The partial derivatives are
${V_x} = - 6xy + 3y - \frac{3}{2}{y^2}$
${V_y} = - 3{x^2} + 3x - 3xy$
To find the critical points we solve the equations ${V_x} = 0$ and ${V_y} = 0$:
${V_x} = - 6xy + 3y - \frac{3}{2}{y^2} = 0$
${V_y} = - 3{x^2} + 3x - 3xy = 0$
We get
$y\left( { - 6x + 3 - \frac{3}{2}y} \right) = 0$
$x\left( { - 3x + 3 - 3y} \right) = 0$
From the first equation we get $y=0$. Substituting it in the second equation gives $x=1$.
From the second equation we get $x=0$. Substituting it in the first equation gives $y=2$.
From the set of equations: $ - 6x + 3 - \frac{3}{2}y = 0$ and $ - 3x + 3 - 3y = 0$ we obtain $x = \frac{1}{3}$ and $y = \frac{2}{3}$.

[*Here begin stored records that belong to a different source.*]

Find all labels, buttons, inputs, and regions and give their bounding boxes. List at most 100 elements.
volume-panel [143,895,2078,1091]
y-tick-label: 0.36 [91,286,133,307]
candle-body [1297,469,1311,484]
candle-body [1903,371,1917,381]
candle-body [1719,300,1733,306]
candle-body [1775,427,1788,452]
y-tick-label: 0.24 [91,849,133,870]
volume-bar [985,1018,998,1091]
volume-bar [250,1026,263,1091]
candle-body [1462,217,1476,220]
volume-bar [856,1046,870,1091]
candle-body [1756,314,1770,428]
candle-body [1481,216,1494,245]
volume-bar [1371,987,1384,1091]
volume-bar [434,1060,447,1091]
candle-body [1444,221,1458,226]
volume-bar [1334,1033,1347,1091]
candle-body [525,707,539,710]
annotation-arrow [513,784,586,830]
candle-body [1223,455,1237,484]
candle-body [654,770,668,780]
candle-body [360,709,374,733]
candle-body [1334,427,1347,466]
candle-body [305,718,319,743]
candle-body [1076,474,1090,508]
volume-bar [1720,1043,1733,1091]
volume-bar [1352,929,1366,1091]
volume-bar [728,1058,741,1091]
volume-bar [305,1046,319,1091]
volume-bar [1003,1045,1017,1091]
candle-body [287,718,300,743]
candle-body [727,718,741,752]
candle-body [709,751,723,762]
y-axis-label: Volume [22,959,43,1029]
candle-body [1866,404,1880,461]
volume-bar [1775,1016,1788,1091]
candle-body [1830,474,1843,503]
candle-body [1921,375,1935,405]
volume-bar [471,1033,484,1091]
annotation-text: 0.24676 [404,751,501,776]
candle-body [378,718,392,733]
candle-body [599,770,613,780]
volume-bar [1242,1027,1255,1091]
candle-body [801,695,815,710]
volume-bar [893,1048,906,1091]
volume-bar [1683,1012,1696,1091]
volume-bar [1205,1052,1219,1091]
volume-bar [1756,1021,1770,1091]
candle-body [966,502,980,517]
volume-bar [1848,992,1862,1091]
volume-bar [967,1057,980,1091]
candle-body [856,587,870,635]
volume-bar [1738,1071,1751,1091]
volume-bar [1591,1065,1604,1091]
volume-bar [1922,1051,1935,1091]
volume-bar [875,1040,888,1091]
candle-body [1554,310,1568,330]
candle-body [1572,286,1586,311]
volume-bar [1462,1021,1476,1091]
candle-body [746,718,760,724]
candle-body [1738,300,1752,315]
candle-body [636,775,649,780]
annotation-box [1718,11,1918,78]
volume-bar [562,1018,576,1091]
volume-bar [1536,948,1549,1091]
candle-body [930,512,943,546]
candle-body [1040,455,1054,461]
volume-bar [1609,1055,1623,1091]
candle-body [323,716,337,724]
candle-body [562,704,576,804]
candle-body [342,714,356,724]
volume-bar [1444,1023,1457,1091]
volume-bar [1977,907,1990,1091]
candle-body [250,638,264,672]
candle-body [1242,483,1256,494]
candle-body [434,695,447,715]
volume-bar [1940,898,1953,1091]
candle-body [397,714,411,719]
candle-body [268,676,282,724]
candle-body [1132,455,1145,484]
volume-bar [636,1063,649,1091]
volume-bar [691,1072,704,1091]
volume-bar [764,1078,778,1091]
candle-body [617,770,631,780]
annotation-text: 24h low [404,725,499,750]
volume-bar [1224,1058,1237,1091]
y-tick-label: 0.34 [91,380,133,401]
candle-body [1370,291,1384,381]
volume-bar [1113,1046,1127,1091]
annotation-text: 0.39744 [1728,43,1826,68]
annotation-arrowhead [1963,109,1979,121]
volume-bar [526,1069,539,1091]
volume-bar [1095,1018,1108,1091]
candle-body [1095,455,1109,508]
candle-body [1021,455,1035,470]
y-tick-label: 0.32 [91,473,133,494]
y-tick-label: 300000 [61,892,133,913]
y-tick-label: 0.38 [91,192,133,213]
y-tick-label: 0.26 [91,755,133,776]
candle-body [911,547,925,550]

So, the critical points are $\left( {0,0} \right)$, $\left( {1,0} \right)$, $\left( {0,2} \right)$ and $\left( {\frac{1}{3},\frac{2}{3}} \right)$. The corresponding extreme values are
$\begin{array}{*{20}{c}}
{{\rm{Critical{\ }points}}}&{V\left( {x,y} \right)}\\
{\left( {0,0} \right)}&0\\
{\left( {1,0} \right)}&0\\
{\left( {0,2} \right)}&0\\
{\left( {\frac{1}{3},\frac{2}{3}} \right)}&{\frac{2}{9}}
\end{array}$
Step 2. Check the boundaries
We restrict the volume $V$ along the edges and find the maximum values. The results are given in the following table:
$\begin{array}{*{20}{c}}
{}&{{\rm{Restriction{\ }of}}}\\
{{\rm{Edge}}}&{V\left( {x,y} \right){\rm{to{\ }Edge}}}\\
{Bottom:0 \le x \le 1,y = 0}&{h\left( x \right) = V\left( {x,0} \right) = 0}\\
{Left:x = 0,0 \le y \le 2}&{m\left( y \right) = V\left( {0,y} \right) = 0}\\
{Right:0 \le x \le 1,y = 2 - 2x}&{n\left( x \right) = V\left( {x,2 - 2x} \right) = 0}
\end{array}$
We have $V=0$ for all points on the boundary of $D$.
Step 3. Compare the results
Comparing the results from Step 1 and Step 2 we obtain the maximum volume of $V\left( {\frac{1}{3},\frac{2}{3}} \right) = \frac{2}{9}$.
Using $x + \frac{1}{2}y + \frac{1}{3}z = 1$, we obtain the size of the box when the volume is maximum: $\left( {x,y,z} \right) = \left( {\frac{1}{3},\frac{2}{3},1} \right)$.